Closed josemduarte closed 4 years ago
MMSeqs2 considers only hits with two k-mers on a diagonal. In default MMSeqs2 uses spaced k-mers of length 13 (mask: 11010110011). This means that we can only find hits of at least 14 length. It is possible to turn off spaced k-mers --spaced-kmer-mode 0
, this makes it possible to detect 8 residue long sequences. You could also define your own more compact spaced pattern using --spaced-kmer-pattern
. Another option is to decrease the k-mer length using -k
.
Changing the substitution matrix also helps to detect shorter sequences. You might want to look into the publication "Selecting the Right Similarity-Scoring Matrix" from Pearson et al (https://www.ncbi.nlm.nih.gov/pmc/articles/PMC3848038/)

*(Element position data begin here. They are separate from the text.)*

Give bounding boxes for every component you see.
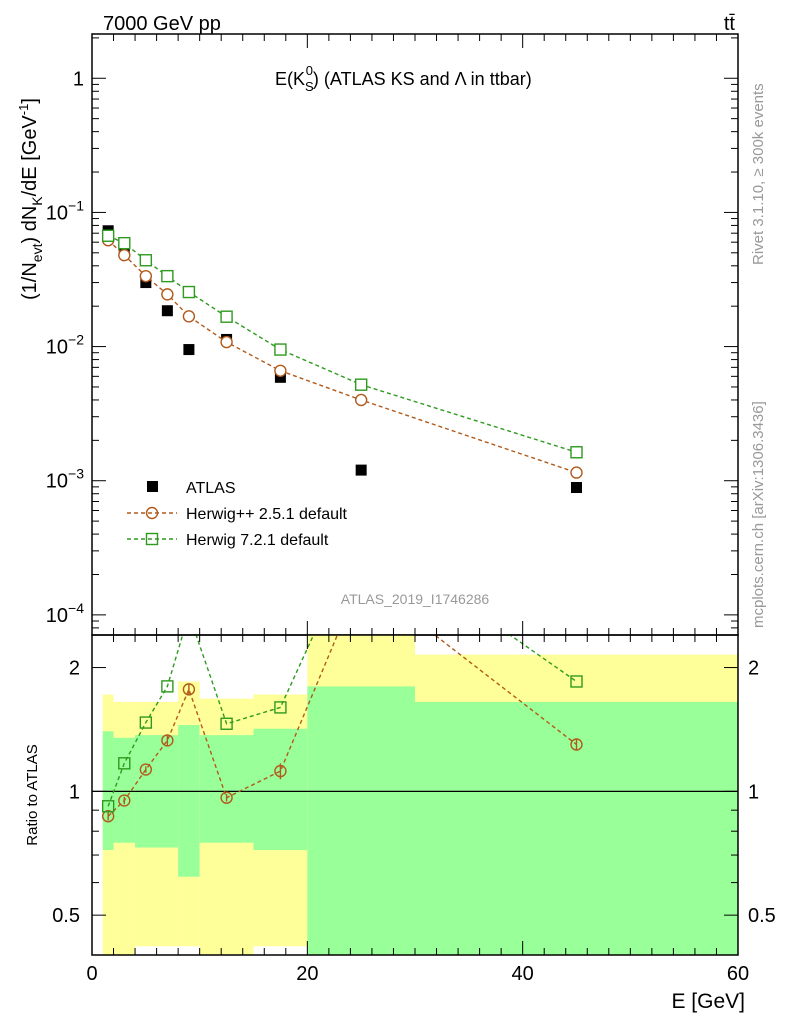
x-axis-label: E [GeV] bbox=[671, 990, 745, 1013]
main-y-axis: 1 10−1 10−2 10−3 10−4 bbox=[46, 34, 739, 635]
uncertainty-band-green bbox=[199, 735, 254, 843]
herwigpp-point bbox=[182, 310, 196, 323]
herwigpp-line bbox=[107, 239, 577, 474]
mcplots-label: mcplots.cern.ch [arXiv:1306.3436] bbox=[750, 401, 767, 628]
atlas-data-point bbox=[161, 305, 173, 317]
main-y-tick-label: 10−3 bbox=[46, 466, 84, 493]
herwig7-point bbox=[139, 254, 153, 267]
herwig7-point bbox=[118, 236, 131, 250]
main-title: E(KS0) (ATLAS KS and Λ in ttbar) bbox=[275, 63, 532, 94]
atlas-data-point bbox=[140, 277, 152, 289]
ratio-y-tick-label-right: 1 bbox=[748, 781, 759, 803]
ratio-herwigpp-line bbox=[107, 635, 577, 817]
main-y-tick-label: 1 bbox=[73, 68, 84, 90]
herwig7-point bbox=[182, 285, 196, 299]
ratio-herwig7-point bbox=[161, 680, 174, 693]
x-tick-label: 60 bbox=[727, 963, 749, 985]
herwig7-point bbox=[354, 378, 368, 391]
legend: ATLAS Herwig++ 2.5.1 default Herwig 7.2.… bbox=[127, 480, 348, 549]
herwig7-point bbox=[274, 343, 287, 356]
ratio-herwigpp-point bbox=[182, 683, 196, 696]
legend-atlas-label: ATLAS bbox=[186, 480, 236, 497]
main-y-tick-label: 10−2 bbox=[46, 332, 84, 359]
main-panel: 1 10−1 10−2 10−3 10−4 E(KS0) (ATLAS KS and Λ… bbox=[16, 33, 739, 636]
atlas-data-point bbox=[355, 464, 367, 476]
atlas-data-point bbox=[571, 482, 582, 494]
atlas-data-point bbox=[183, 344, 195, 356]
ratio-herwigpp-point bbox=[101, 810, 115, 823]
ratio-y-tick-label: 2 bbox=[69, 658, 80, 680]
herwigpp-point bbox=[118, 248, 131, 262]
ratio-panel: 0.5 0.51 12 20 20 40 60 Ratio to ATLAS E [GeV] bbox=[24, 634, 776, 1013]
herwig7-point bbox=[101, 229, 115, 242]
herwigpp-point bbox=[274, 364, 287, 377]
ratio-plot-content bbox=[92, 635, 738, 955]
legend-herwigpp-label: Herwig++ 2.5.1 default bbox=[186, 506, 348, 523]
uncertainty-band-green bbox=[253, 728, 308, 851]
herwig7-line bbox=[107, 235, 577, 453]
uncertainty-band-green bbox=[178, 724, 200, 877]
legend-herwig7-label: Herwig 7.2.1 default bbox=[186, 532, 329, 549]
herwigpp-point bbox=[354, 393, 368, 407]
main-ylabel: (1/Nevt) dNK/dE [GeV-1] bbox=[16, 98, 45, 300]
herwigpp-point bbox=[220, 335, 233, 349]
ratio-herwig7-point bbox=[570, 675, 583, 688]
legend-herwig7-marker bbox=[145, 532, 159, 546]
main-y-tick-label: 10−1 bbox=[46, 197, 84, 224]
ratio-herwigpp-point bbox=[139, 763, 153, 776]
x-tick-label: 40 bbox=[512, 963, 534, 985]
uncertainty-band-green bbox=[307, 686, 415, 955]
main-y-tick-label: 10−4 bbox=[46, 600, 84, 627]
ratio-herwig7-point bbox=[274, 701, 287, 714]
ratio-y-tick-label: 1 bbox=[69, 781, 80, 803]
ratio-ylabel: Ratio to ATLAS bbox=[24, 744, 41, 845]
legend-herwigpp-marker bbox=[145, 506, 159, 520]
ratio-herwigpp-point bbox=[118, 794, 131, 807]
header-right: tt̄ bbox=[724, 13, 736, 35]
ratio-herwigpp-point bbox=[274, 764, 287, 778]
rivet-label: Rivet 3.1.10, ≥ 300k events bbox=[750, 83, 767, 265]
herwigpp-point bbox=[161, 288, 174, 301]
analysis-watermark: ATLAS_2019_I1746286 bbox=[341, 591, 490, 607]
main-plot-content bbox=[101, 225, 583, 494]
ratio-herwig7-point bbox=[101, 800, 115, 813]
ratio-clipped-group bbox=[92, 635, 738, 955]
ratio-herwig7-point bbox=[139, 716, 153, 729]
ratio-y-tick-label: 0.5 bbox=[52, 905, 80, 927]
x-tick-label: 0 bbox=[86, 963, 97, 985]
herwig7-point bbox=[570, 446, 583, 459]
ratio-herwigpp-point bbox=[161, 734, 174, 747]
legend-atlas-marker bbox=[147, 481, 158, 492]
ratio-axes: 0.5 0.51 12 20 20 40 60 bbox=[52, 635, 776, 985]
ratio-herwig7-point bbox=[220, 717, 233, 730]
herwigpp-point bbox=[139, 269, 153, 283]
ratio-herwigpp-point bbox=[220, 791, 233, 804]
ratio-herwig7-point bbox=[118, 757, 131, 770]
uncertainty-band-green bbox=[102, 731, 114, 851]
ratio-herwigpp-point bbox=[570, 738, 583, 751]
atlas-data-point bbox=[274, 371, 286, 383]
herwigpp-point bbox=[570, 466, 583, 479]
ratio-y-tick-label-right: 2 bbox=[748, 658, 759, 680]
herwig7-point bbox=[220, 310, 233, 323]
herwig7-point bbox=[161, 269, 174, 283]
x-tick-label: 20 bbox=[296, 963, 318, 985]
ratio-y-tick-label-right: 0.5 bbox=[748, 905, 776, 927]
header-left: 7000 GeV pp bbox=[103, 13, 221, 35]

I'm finding it difficult to get hits for short sequences (around 10 aminoacids in length). I've already raised the evalue cutoff (-e) which helped in including more hits. However I'm still not getting as many hits as I would expect.
For blast the strategy is to use other substitution matrices for short sequences, see:
https://www.ncbi.nlm.nih.gov/blast/html/sub_matrix.html
Would that strategy also apply to mmseqs? Or is there another recommended strategy?